Co za… mały bachor bez szacunku! – pomyślał z wściekłością Snape. Podążył za chłopcem, słysząc, jak przedziera się przez krzaki tuż przed nim.
Harry przebiegł przez trawnik, oddech drażnił mu gardło, oczy paliły nieuronionymi łzami. Spodziewał się, że Severus chwyci go w każdej sekundzie i potrząśnie nim, ale to się nie stało. Wślizgnął się do zamku i do wieży Gryffindoru – wszyscy spali i czuł ulgę, bo nie chciał z nikim rozmawiać.
Rozebrał się, naciągnął jakąś piżamę, po czym skulił się na łóżku, a całkowicie przygnębiająca, samotna łza spłynęła po jego twarzy. Teraz naprawdę to zrobił. Był pewny, że Severus go zabije. Ukrył twarz w poduszce i zażyczył sobie, by zapomniał o tej cholernej nocy. Dlaczego ktoś nie może mnie zobliviatować? Dlaczego? Jęknął i spędził noc na rzucaniu się i okręcaniu, nim w końcu zasnął w okolicach świtu.
A wtedy śnił o Cedricu.
Następnego ranka, Harry czuł, jakby zawisła nad nim czarna chmura hańby. Przebrnął przez zajęcia, lękając się momentu, gdy będzie musiał ponownie zmierzyć się ze Snapem. Choć raz chciał mieć dłuższe zajęcia, ale wiedział, że nie mógł odkładać tak długo tego, co nieuniknione. Nie wiedział nawet, jak Severus zamierza go ukarać, ale z pewnością mu się to nie spodoba.
Cholera z moim temperamentem! Cholera z tym pyskowaniem! Och, Merlinie, jestem tak martwy!
Czuł, że zaczął się pocić pod szatami. Zignorował zawołanie Hermiony, by poszedł z nią na lunch:
- Nie jestem głodny, muszę się uczyć - wymamrotał cicho, rzucając przez ramię.

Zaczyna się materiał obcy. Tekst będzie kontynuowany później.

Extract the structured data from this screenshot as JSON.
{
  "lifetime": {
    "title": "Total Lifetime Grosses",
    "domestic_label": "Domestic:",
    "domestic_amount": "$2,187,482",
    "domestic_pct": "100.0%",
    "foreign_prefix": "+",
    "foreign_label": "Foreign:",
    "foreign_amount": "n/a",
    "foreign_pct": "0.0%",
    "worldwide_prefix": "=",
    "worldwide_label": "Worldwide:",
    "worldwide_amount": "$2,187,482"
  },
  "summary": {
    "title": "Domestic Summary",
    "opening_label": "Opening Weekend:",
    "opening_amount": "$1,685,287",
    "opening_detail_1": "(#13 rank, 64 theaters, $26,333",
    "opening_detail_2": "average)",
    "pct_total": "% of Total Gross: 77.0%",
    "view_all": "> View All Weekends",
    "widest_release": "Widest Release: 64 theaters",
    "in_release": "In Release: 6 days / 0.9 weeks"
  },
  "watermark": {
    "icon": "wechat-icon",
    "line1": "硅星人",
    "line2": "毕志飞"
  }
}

Sądząc po tym, jak jego żołądek się burzył, wątpił, by mógł cokolwiek w nim utrzymać.
Przeszedł ociężale przez korytarz na zewnątrz klasy Severusa, gdzie został poinstruowany spotykać się z profesorem we wtorki, póki nie zebrał  tego, co z gryfońskiej odwagi mu zostało i wszedł do laboratorium.
Snape uniósł wzrok znad krojonych korzeni akacji.
- Niech pan wejdzie, panie Potter – powiedział złowrogo.
Harry wszedł do pomieszczenia, czując się jak niegrzeczne dziecko, które miało dostać dobrze zasłużoną karę. Zerknął na Severusa znad strzechy swoich rozmierzwionych włosów.
- Profesorze? Ja…
- Ani słowa więcej – przerwał mu Severus. Uniósł ramię i wskazał na tył pomieszczenia. – Podejdź do szafki na tyle i wyciągnij to, co znajdziesz w dolnej szufladzie.
Jego praktykant posłuchał, pociągając za sobą stopy jak niechętny czterolatek. Podejrzewał, co tam znajdzie i Snape go nie zawiódł.
Przyniósł nauczycielowi kostkę mydła i położył ją na jego rozpostartej dłoni.
- Proszę pana, zanim pan… mogę przynajmniej powiedzieć, że przepraszam?
- Za co?
- Za… przeklinanie, ucieczkę i ignorowanie pana… nie wiem, dlaczego się tak zachowałem… tylko że… byłem po prostu taki zły, że nie myślałem…
- Niech mi pan coś powie, panie Potter. Czy zachowuje się pan w taki sposób w stosunku do innych nauczycieli? Jak McGonagall? Albo Flitwick? Albo Hagrid?
- Nie, proszę pana.
- Więc może mi pan powiedzieć, dlaczego zachowuje się w taki sposób przy mnie? Czy jestem mniej wart pana szacunku niż oni?
- Nie… to nie tak… - Harry poczuł, że robi się czerwony. – Szanuję pana, ale… czasami… nie wiem… po prostu mówię takie rzeczy… naprawdę przepraszam…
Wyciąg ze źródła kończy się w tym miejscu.